4. Summary, conclusion and implications

Most past studies have mainly focused on demonstrating the effectiveness of an agriculture-nutrition education intervention using OFSP as a key entry in increasing vitamin A intakes and combating vitamin A deficiency (VAD) (Low et al. Citation2017; Hotz et al. Citation2012). In this paper, we examined the outcome of varying degrees of participation in a community-based project targeting improved young child feeding practices, improved ante-natal nutrition services for pregnant women, and reduction of VAD among young children and the factors that affect the extent to which an individual/household participates in such interventions. We used bivariate analyses and a multinomial logit regression technique to assess the effects of participation, and factors that influence the likelihood, by targeted households, to participate fully, partially or not participate all, in an agriculture-health/nutrition-based project implemented in western Kenya from 2010 to 2013.

The results of analysis of the outcomes of participation in the project support the argument that the benefits of community-based agriculture-nutrition interventions are moderated by the degree of participation in such projects. The degree of participation affected quality of diets, consumption of vitamin A-rich foods and caregivers’ health-seeking behaviours. In addition, there was greater consumption of vitamin A-rich foods even among households which do not participate in the project at all but were in the intervention areas, probably due to spillover effects. Furthermore, the findings demonstrate that failure to look at different types of participation in assessing the impact of agriculture-nutrition-health linkage projects can mask project effects.
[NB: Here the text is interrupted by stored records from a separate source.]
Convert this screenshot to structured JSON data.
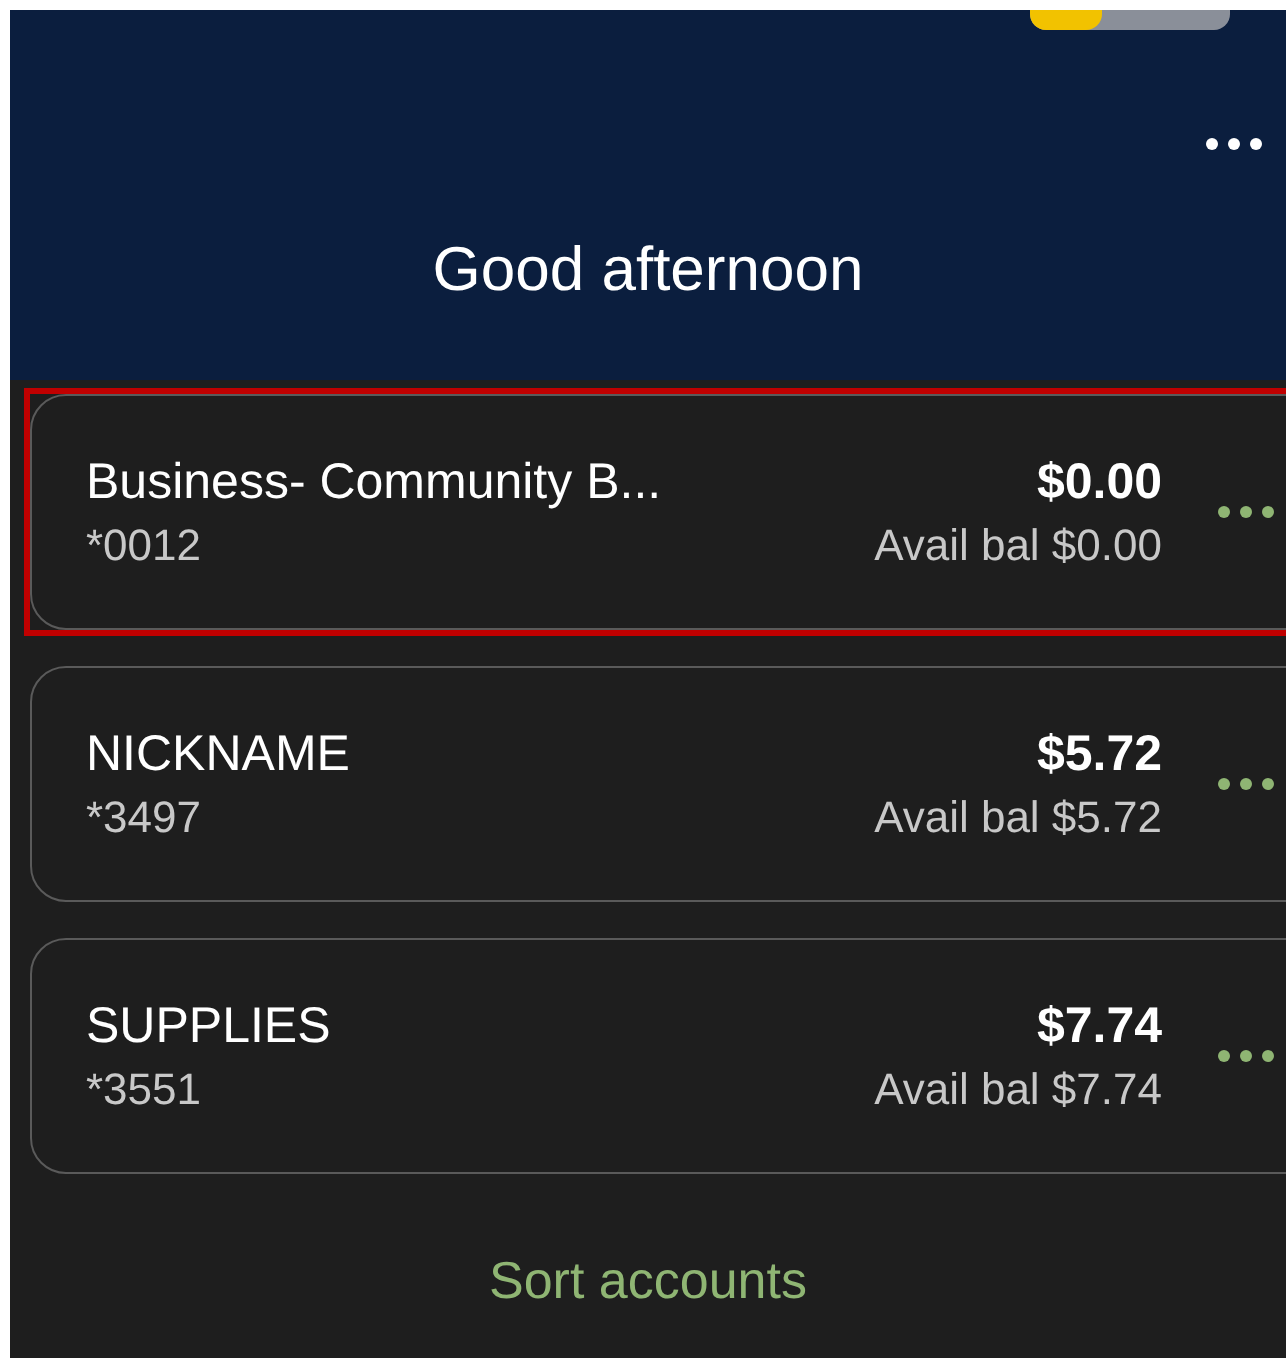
{
  "header": {
    "greeting": "Good afternoon"
  },
  "accounts": [
    {
      "name": "Business- Community B...",
      "number": "*0012",
      "balance": "$0.00",
      "available": "Avail bal $0.00",
      "highlighted": true
    },
    {
      "name": "NICKNAME",
      "number": "*3497",
      "balance": "$5.72",
      "available": "Avail bal $5.72",
      "highlighted": false
    },
    {
      "name": "SUPPLIES",
      "number": "*3551",
      "balance": "$7.74",
      "available": "Avail bal $7.74",
      "highlighted": false
    }
  ],
  "sort_link": "Sort accounts"
}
The findings also demonstrate that the likelihood of full or partial participation in a project is affected by individual/personal and household level characteristics, household wealth endowment, health service incentive system offered to community nutrition promoters, and the transaction costs associated with nature of the linked health facilities. It specifically finds that some of these factors (e.g. wealth and dependency ratio) explain fuller participation in the project.

This paper concludes that participation in the Mama SASHA project positively affected the diets (i.e. nutrition outcomes) and health-seeking behaviours of participants, and that magnitude of effect depended on the degree/intensity of participation. It also concludes that the intensity of participation in such agriculture-nutrition-health projects is affected by both personal and household-specific factors as well as non-household-specific factors, and that wealth and the nature of the linked facility are important in encouraging the choice of the type of participation in agriculture-nutrition-marketing interventions aimed at promoting the production and consumption of OFSP by vulnerable households. Findings imply the need to consider both household and non-household (e.g. distance to health facility) factors and the systems of incentives for motivating the delivery of project services in the design of agriculture-nutrition-health projects. They also imply that failure to disaggregate participation into various categories during analyses can mask the effect of the project.

Disclosure statement

No potential conflict of interest was reported by the author(s).

Additional information

Funding

This research was undertaken as part of the CGIAR Research Program on Roots, Tubers and Bananas (RTB) and the Mama SASHA Project. Funding for this work was provided by the Bill & Melinda Gates Foundation [Grant No. OPP53344].

Notes

1 See Lemeshow and Robinson (Citation1985) for a discussion on the use of this technique in surveys.

2 We thank anonymous reviewer for recommending this additional insight.